Morreu Augusto de Athayde (1941-2014)
Conheci o Augusto através de um trisavô seu, o herói do meu livro Os Cantos. Quando, pela primeira vez, lhe telefonei a perguntar se tinha papéis do seu antepassado convidou-me para ir jantar a sua casa. Foi então que me lembrei de que já ouvira falar dele. Deveria andar pelos 14 anos, quando a minha mãe, que era amiga da sua, me falara de um menino bem-comportado que tocava piano. Bastou isto para me recusar a conhecê--lo. Ao ler, muito tempo passado, as memórias da Sr.ª D. Maria da Graça Hintze Ribeiro Jardim, sua mãe, percebi o motivo que a aproximara da minha: não era apenas a Acção Católica que as unia, mas o facto de ambas terem atravessado, sem desfalecimento, a crise provocada pela ruína dos maridos.

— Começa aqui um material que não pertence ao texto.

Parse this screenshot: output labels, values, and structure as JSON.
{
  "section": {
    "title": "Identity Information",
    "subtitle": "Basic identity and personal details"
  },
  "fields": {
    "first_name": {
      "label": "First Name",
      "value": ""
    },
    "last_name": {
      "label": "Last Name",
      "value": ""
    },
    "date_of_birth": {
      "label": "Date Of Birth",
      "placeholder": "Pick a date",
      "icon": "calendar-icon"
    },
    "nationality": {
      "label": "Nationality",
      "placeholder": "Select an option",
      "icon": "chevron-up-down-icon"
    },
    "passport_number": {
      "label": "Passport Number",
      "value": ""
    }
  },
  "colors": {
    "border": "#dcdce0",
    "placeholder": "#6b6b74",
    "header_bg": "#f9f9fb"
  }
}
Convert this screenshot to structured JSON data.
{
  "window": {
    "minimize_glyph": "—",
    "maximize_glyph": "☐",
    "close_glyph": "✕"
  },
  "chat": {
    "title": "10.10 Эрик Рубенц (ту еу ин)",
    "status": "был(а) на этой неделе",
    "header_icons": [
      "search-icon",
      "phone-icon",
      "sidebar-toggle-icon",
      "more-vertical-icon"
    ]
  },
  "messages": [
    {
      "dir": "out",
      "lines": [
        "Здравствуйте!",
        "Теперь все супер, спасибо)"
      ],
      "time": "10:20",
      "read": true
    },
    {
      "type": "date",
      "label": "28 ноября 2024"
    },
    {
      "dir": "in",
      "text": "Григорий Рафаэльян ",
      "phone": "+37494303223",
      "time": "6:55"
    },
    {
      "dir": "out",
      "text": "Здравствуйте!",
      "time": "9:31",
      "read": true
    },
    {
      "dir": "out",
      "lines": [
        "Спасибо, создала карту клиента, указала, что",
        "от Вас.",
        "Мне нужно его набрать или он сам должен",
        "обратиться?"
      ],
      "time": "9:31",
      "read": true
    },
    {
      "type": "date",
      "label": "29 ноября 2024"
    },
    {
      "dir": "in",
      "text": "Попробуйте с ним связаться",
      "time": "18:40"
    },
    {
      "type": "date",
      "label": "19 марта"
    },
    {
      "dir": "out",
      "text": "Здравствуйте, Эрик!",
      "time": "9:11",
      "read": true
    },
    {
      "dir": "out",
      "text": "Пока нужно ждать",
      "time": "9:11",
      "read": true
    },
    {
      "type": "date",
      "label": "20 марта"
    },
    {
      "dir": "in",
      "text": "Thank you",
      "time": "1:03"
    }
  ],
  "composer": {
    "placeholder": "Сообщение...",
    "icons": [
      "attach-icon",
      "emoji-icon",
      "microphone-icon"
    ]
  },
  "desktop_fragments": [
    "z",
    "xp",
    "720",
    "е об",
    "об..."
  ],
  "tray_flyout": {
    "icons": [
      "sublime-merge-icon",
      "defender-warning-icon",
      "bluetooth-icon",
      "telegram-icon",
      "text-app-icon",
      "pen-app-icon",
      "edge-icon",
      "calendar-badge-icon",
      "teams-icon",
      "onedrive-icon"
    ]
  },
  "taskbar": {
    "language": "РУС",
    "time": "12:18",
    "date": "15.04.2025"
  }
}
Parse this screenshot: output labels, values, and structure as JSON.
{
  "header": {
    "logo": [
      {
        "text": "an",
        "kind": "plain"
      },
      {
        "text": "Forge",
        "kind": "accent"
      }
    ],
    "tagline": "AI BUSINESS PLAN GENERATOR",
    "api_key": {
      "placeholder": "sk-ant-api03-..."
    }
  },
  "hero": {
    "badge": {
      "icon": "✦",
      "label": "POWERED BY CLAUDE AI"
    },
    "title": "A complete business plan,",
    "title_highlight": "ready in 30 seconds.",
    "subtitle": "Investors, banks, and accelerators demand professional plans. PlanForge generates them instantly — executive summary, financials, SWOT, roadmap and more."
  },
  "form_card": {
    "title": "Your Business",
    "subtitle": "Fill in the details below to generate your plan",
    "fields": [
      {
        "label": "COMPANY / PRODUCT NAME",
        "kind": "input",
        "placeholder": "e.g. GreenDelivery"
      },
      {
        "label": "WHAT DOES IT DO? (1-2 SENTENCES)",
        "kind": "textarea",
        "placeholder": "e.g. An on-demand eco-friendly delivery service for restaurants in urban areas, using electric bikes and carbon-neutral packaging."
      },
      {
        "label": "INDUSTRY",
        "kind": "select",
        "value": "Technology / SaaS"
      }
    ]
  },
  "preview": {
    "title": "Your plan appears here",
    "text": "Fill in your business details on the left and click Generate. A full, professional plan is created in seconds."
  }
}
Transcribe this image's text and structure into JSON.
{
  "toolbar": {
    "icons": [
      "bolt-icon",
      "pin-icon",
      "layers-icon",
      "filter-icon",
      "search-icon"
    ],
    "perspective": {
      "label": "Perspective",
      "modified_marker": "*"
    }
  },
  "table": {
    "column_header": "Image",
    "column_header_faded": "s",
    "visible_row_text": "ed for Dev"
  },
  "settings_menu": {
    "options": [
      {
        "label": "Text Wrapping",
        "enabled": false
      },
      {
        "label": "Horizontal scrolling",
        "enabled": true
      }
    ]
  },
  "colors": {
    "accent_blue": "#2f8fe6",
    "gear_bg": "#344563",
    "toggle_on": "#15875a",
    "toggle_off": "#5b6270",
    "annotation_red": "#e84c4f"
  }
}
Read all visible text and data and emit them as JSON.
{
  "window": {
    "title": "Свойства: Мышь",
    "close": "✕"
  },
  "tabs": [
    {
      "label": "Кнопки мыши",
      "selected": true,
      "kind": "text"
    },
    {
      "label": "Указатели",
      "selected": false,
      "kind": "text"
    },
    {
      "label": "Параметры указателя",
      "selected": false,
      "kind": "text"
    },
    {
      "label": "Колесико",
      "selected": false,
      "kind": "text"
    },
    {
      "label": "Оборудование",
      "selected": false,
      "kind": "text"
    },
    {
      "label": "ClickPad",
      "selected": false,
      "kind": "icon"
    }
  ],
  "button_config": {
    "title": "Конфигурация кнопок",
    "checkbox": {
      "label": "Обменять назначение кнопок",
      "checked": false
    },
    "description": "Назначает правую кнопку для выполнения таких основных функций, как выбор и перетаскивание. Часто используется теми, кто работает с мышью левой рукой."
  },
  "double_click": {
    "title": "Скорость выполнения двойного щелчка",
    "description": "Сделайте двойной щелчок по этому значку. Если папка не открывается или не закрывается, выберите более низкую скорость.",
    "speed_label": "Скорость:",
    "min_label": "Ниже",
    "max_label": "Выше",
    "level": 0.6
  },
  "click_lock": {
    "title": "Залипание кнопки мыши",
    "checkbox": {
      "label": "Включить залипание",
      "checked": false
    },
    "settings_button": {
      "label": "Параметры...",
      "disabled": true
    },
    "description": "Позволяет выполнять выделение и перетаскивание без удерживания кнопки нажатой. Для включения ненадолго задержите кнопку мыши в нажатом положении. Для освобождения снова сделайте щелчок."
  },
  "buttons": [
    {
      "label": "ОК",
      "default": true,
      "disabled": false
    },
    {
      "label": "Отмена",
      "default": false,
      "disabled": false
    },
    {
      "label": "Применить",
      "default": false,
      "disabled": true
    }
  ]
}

Seja como for, a minha mãe nunca conseguiu convencer-me a ir até ao palácio da Rua do Alecrim, onde o Augusto vivia. Entretida a conquistar o maior número de "brasas" que comigo se cruzavam em Cascais, duvido que aquele menino gordo - e é assim que ele se descreve em Percurso Solitário - me tivesse impressionado favoravelmente. Quarenta anos depois, eu era - e, se calhar, ele também - outra pessoa. Não foi apenas por ser trineto de José do Canto que dele gostei, mas porque, num país de gente uniforme, me pareceu um ser livre.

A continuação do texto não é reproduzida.